Not necessarily, if there is a lot of black or the dynamic range of 16bit is not used for a block there is some automatic way to save space. I guess that is the case here ...

AFAIK HDF5 will only save space if

  • a chunk/block is never written to (not likely here)
  • bit depth is converted to a lower bit depth (is this happening here? I did not enable it)
  • compression is enabled (which I did not do)

In all other cases, I am not aware of other automatic "magic" to save space (which in any case would be a kind of compression :-) ). Or am I wrong/confused?

just imagine: it is a 16bit container, i.e. 0...65535, but if the intensities only range from 0....12000 or so it will not use 16 bit but less. It always does that by default as you do not loose anything, at least @tpietzsch told me that.

Hmmm, this must be a functionality that was unknown to me. So by knowing the max intensity, you set the bit range to an arbitrary number like 15 or 14 bit, yes?
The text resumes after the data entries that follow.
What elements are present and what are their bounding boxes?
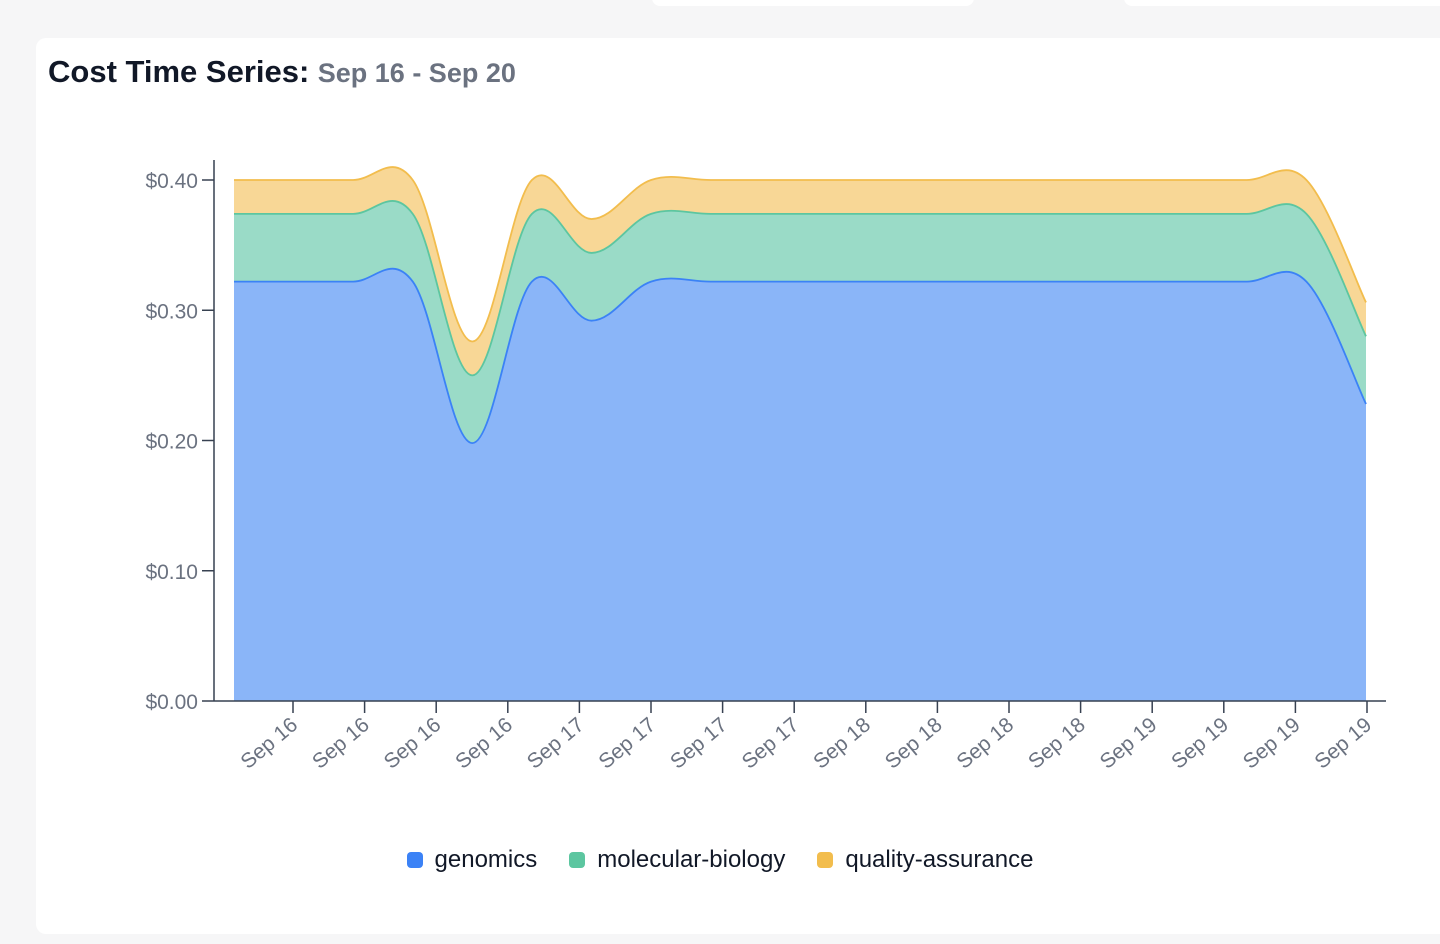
x-tick-label: Sep 18 <box>1024 713 1090 773</box>
x-tick-label: Sep 16 <box>451 713 517 773</box>
x-tick-label: Sep 19 <box>1167 713 1233 773</box>
legend-item-quality-assurance[interactable]: quality-assurance <box>817 846 1033 874</box>
legend-label-genomics: genomics <box>434 846 538 873</box>
y-tick-label: $0.10 <box>145 561 198 584</box>
legend-swatch-molecular-biology <box>569 852 586 868</box>
x-tick-label: Sep 19 <box>1239 713 1305 773</box>
cost-area-chart: $0.00$0.10$0.20$0.30$0.40Sep 16 Sep 16 Sep… <box>145 160 1386 774</box>
legend-item-molecular-biology[interactable]: molecular-biology <box>569 846 785 874</box>
legend-label-quality-assurance: quality-assurance <box>845 846 1034 873</box>
x-tick-label: Sep 17 <box>523 713 589 773</box>
legend-label-molecular-biology: molecular-biology <box>597 846 786 873</box>
y-tick-label: $0.40 <box>145 170 198 193</box>
legend-item-genomics[interactable]: genomics <box>406 846 538 874</box>
x-tick-label: Sep 19 <box>1310 713 1376 773</box>
x-tick-label: Sep 16 <box>236 713 302 773</box>
y-tick-label: $0.20 <box>145 431 198 454</box>
x-tick-label: Sep 17 <box>594 713 660 773</box>
x-tick-label: Sep 17 <box>738 713 804 773</box>
legend-swatch-quality-assurance <box>817 852 834 868</box>
x-tick-label: Sep 18 <box>809 713 875 773</box>
x-tick-label: Sep 18 <box>881 713 947 773</box>
legend-swatch-genomics <box>406 852 423 868</box>
y-tick-label: $0.30 <box>145 300 198 323</box>
x-tick-label: Sep 17 <box>666 713 732 773</box>
area-genomics <box>234 268 1366 701</box>
x-tick-label: Sep 19 <box>1096 713 1162 773</box>
chart-legend: genomics molecular-biology quality-assur… <box>0 846 1440 874</box>
y-tick-label: $0.00 <box>145 691 198 714</box>
x-tick-label: Sep 18 <box>952 713 1018 773</box>
x-tick-label: Sep 16 <box>380 713 446 773</box>
chart-areas <box>233 166 1367 701</box>
x-tick-label: Sep 16 <box>308 713 374 773</box>
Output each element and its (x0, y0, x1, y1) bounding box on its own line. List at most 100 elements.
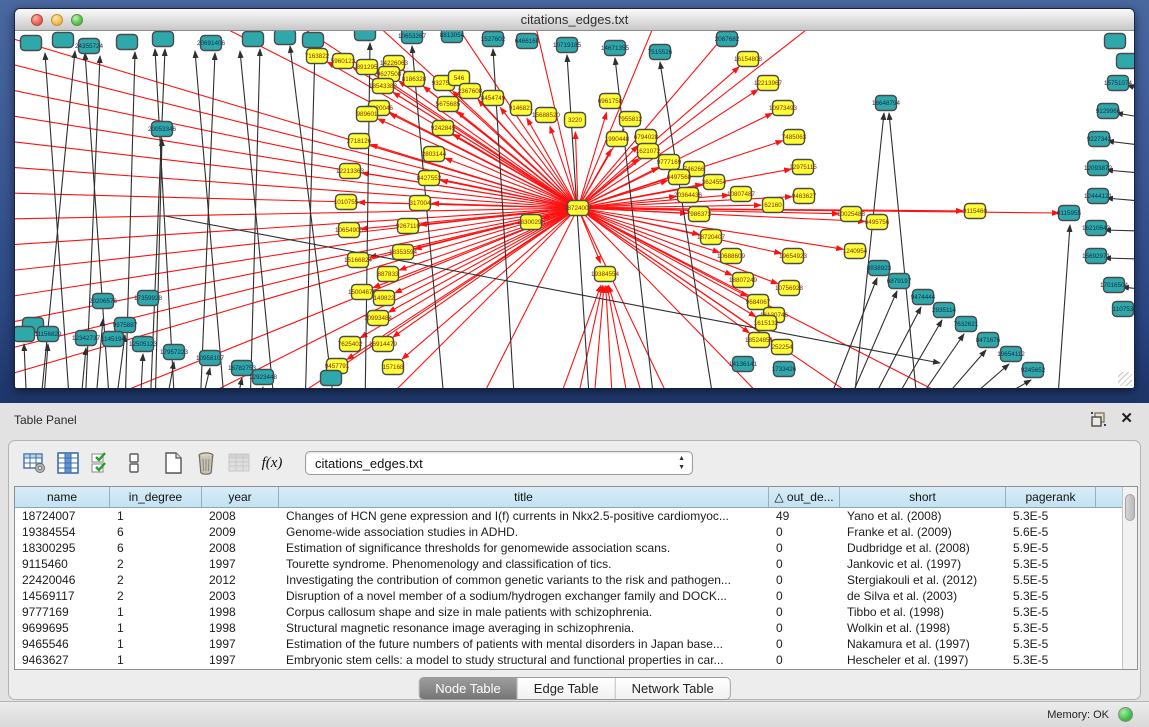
table-row[interactable]: 1872400712008Changes of HCN gene express… (15, 508, 1124, 524)
graph-node[interactable]: 2718126 (347, 134, 372, 149)
graph-edge[interactable] (453, 134, 578, 208)
graph-node[interactable]: 9115460 (963, 204, 988, 219)
graph-node[interactable]: 20206576 (89, 294, 118, 309)
graph-node[interactable]: 12213967 (754, 76, 783, 91)
graph-node[interactable]: 317004 (409, 196, 431, 211)
graph-node[interactable]: 10688609 (717, 249, 746, 264)
graph-edge[interactable] (305, 47, 315, 388)
graph-node[interactable]: 20053346 (148, 122, 177, 137)
new-column-icon[interactable] (161, 451, 185, 475)
graph-node[interactable]: 19654923 (779, 249, 808, 264)
graph-node[interactable]: 10653267 (398, 31, 427, 44)
graph-node[interactable]: 14671355 (601, 41, 630, 56)
graph-node[interactable]: 887833 (377, 267, 399, 282)
graph-edge[interactable] (80, 348, 86, 388)
graph-node[interactable]: 12093872 (1084, 161, 1113, 176)
graph-node[interactable]: 1240954 (843, 244, 868, 259)
graph-edge[interactable] (867, 307, 921, 388)
graph-edge[interactable] (575, 286, 602, 388)
graph-node[interactable]: 6961758 (598, 94, 623, 109)
graph-node[interactable]: 10654905 (335, 223, 364, 238)
graph-node[interactable]: 62160 (763, 198, 784, 213)
graph-node[interactable]: 12505123 (129, 337, 158, 352)
graph-node[interactable]: 8427552 (417, 171, 442, 186)
graph-node[interactable]: 18353594 (389, 245, 418, 260)
graph-node[interactable]: 17359928 (134, 291, 163, 306)
graph-edge[interactable] (578, 31, 655, 208)
graph-edge[interactable] (165, 216, 940, 363)
graph-node[interactable]: 1615132 (754, 316, 779, 331)
table-chooser-dropdown[interactable]: citations_edges.txt ▲▼ (305, 451, 693, 475)
graph-node[interactable]: 17957223 (160, 345, 189, 360)
graph-node[interactable]: 10654112 (997, 347, 1025, 362)
select-all-checks-icon[interactable] (89, 451, 113, 475)
graph-node[interactable]: 24355724 (75, 39, 104, 54)
graph-node[interactable]: 1145194 (101, 332, 126, 347)
table-row[interactable]: 1938455462009Genome-wide association stu… (15, 524, 1124, 540)
table-scrollbar-thumb[interactable] (1125, 494, 1135, 521)
column-header-in_degree[interactable]: in_degree (110, 487, 202, 508)
graph-edge[interactable] (933, 350, 986, 388)
graph-edge[interactable] (578, 31, 815, 208)
window-resize-grip[interactable] (1118, 372, 1132, 386)
graph-node[interactable]: 149822 (373, 291, 395, 306)
graph-node[interactable]: 8938923 (867, 261, 892, 276)
graph-node[interactable]: 7986372 (687, 207, 712, 222)
graph-node[interactable]: 9474444 (911, 290, 936, 305)
graph-edge[interactable] (911, 334, 964, 388)
graph-edge[interactable] (24, 344, 27, 388)
graph-node[interactable]: 8454749 (481, 91, 506, 106)
graph-node[interactable]: 9975887 (113, 318, 138, 333)
graph-node[interactable] (21, 36, 42, 51)
graph-node[interactable]: 12213363 (336, 164, 365, 179)
graph-edge[interactable] (889, 113, 918, 388)
graph-node[interactable]: 3220 (565, 113, 586, 128)
graph-node[interactable]: 11156829 (34, 327, 62, 342)
graph-edge[interactable] (977, 380, 1031, 388)
table-row[interactable]: 1456911722003Disruption of a novel membe… (15, 588, 1124, 604)
delete-column-trash-icon[interactable] (194, 451, 218, 475)
graph-node[interactable]: 9267110 (396, 219, 421, 234)
graph-edge[interactable] (393, 208, 578, 337)
close-panel-icon[interactable]: ✕ (1120, 409, 1133, 427)
graph-node[interactable]: 10719185 (553, 38, 582, 53)
graph-edge[interactable] (260, 387, 263, 388)
graph-node[interactable]: 18807249 (729, 273, 758, 288)
graph-node[interactable]: 7632621 (954, 317, 979, 332)
graph-node[interactable]: 9777169 (657, 155, 682, 170)
graph-node[interactable]: 9146821 (509, 101, 534, 116)
graph-edge[interactable] (290, 46, 335, 388)
graph-node[interactable]: 1733426 (772, 362, 797, 377)
tab-network-table[interactable]: Network Table (616, 678, 730, 699)
graph-node[interactable]: 157168 (382, 360, 404, 375)
graph-node[interactable]: 10807487 (727, 187, 756, 202)
graph-node[interactable]: 7163822 (305, 49, 330, 64)
graph-node[interactable]: 8115955 (1057, 206, 1082, 221)
graph-node[interactable] (321, 371, 342, 386)
graph-node[interactable]: 10756928 (775, 281, 804, 296)
table-row[interactable]: 1830029562008Estimation of significance … (15, 540, 1124, 556)
graph-edge[interactable] (195, 51, 225, 388)
graph-edge[interactable] (15, 63, 578, 208)
graph-node[interactable]: 20691406 (197, 36, 226, 51)
column-header-title[interactable]: title (279, 487, 769, 508)
graph-node[interactable]: 1621072 (636, 144, 661, 159)
column-header-pagerank[interactable]: pagerank (1006, 487, 1096, 508)
graph-node[interactable]: 6495756 (865, 215, 890, 230)
graph-edge[interactable] (555, 285, 601, 388)
graph-node[interactable]: 7625402 (338, 337, 363, 352)
graph-edge[interactable] (457, 111, 578, 208)
table-row[interactable]: 977716911998Corpus callosum shape and si… (15, 604, 1124, 620)
graph-node[interactable]: 16210643 (1082, 221, 1111, 236)
graph-node[interactable]: 14136141 (729, 357, 758, 372)
graph-node[interactable]: 891295 (356, 60, 378, 75)
graph-node[interactable]: 6466160 (515, 34, 540, 49)
graph-node[interactable]: 7485063 (782, 130, 807, 145)
graph-node[interactable]: 7955812 (618, 112, 643, 127)
graph-node[interactable]: 18724007 (564, 201, 593, 216)
graph-edge[interactable] (15, 167, 578, 208)
graph-node[interactable]: 2087682 (715, 32, 740, 47)
graph-edge[interactable] (1057, 225, 1070, 388)
graph-node[interactable] (275, 31, 296, 45)
network-view-window[interactable]: citations_edges.txt 18724007716382259601… (14, 8, 1135, 388)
I can see how that may work, and AFAIK JPEG2000 lossless can do the same. But, in order to work correctly, this requires implementation effort, and I have not seen this functionality before, so I would be curious to re-confirm this fact.

Hi,

The compression flag when saving to HDF5 switches DEFLATE compression on or off.
Regardless of this flag, always this filter is used: https://www.hdfgroup.org/HDF5/doc/UG/10_Datasets.html#ScaleOffset
So: yes, some form of compression is enabled also if the compression flag in the resave dialog is off.

Because we are using the JHDF5 wrapper library (where some low-level details are hidden), I was a bit ignorant about the fact that this is actually a filter instead of a feature that datasets "just have”.

best regards,
Tobias

On 10 Aug 2015, at 12:13, Mario Emmenlauer notifications@github.com wrote:

Hmmm, this must be a functionality that was unknown to me. So by knowing the max intensity, you set the bit range to an arbitrary number like 15 or 14 bit, yes? I can see how that may work, and AFAIK JPEG2000 lossless can do the same. But, in order to work correctly, this requires implementation effort, and I have not seen this functionality before, so I would be curious to re-confirm this fact.


Reply to this email directly or view it on GitHub.

Dear Tobias

what you write makes perfect sense and is very useful to know!
I did not know this filter, but it clearly is very helpful and
effective for this use case. Thanks for pointing this out!

All the best,

Mario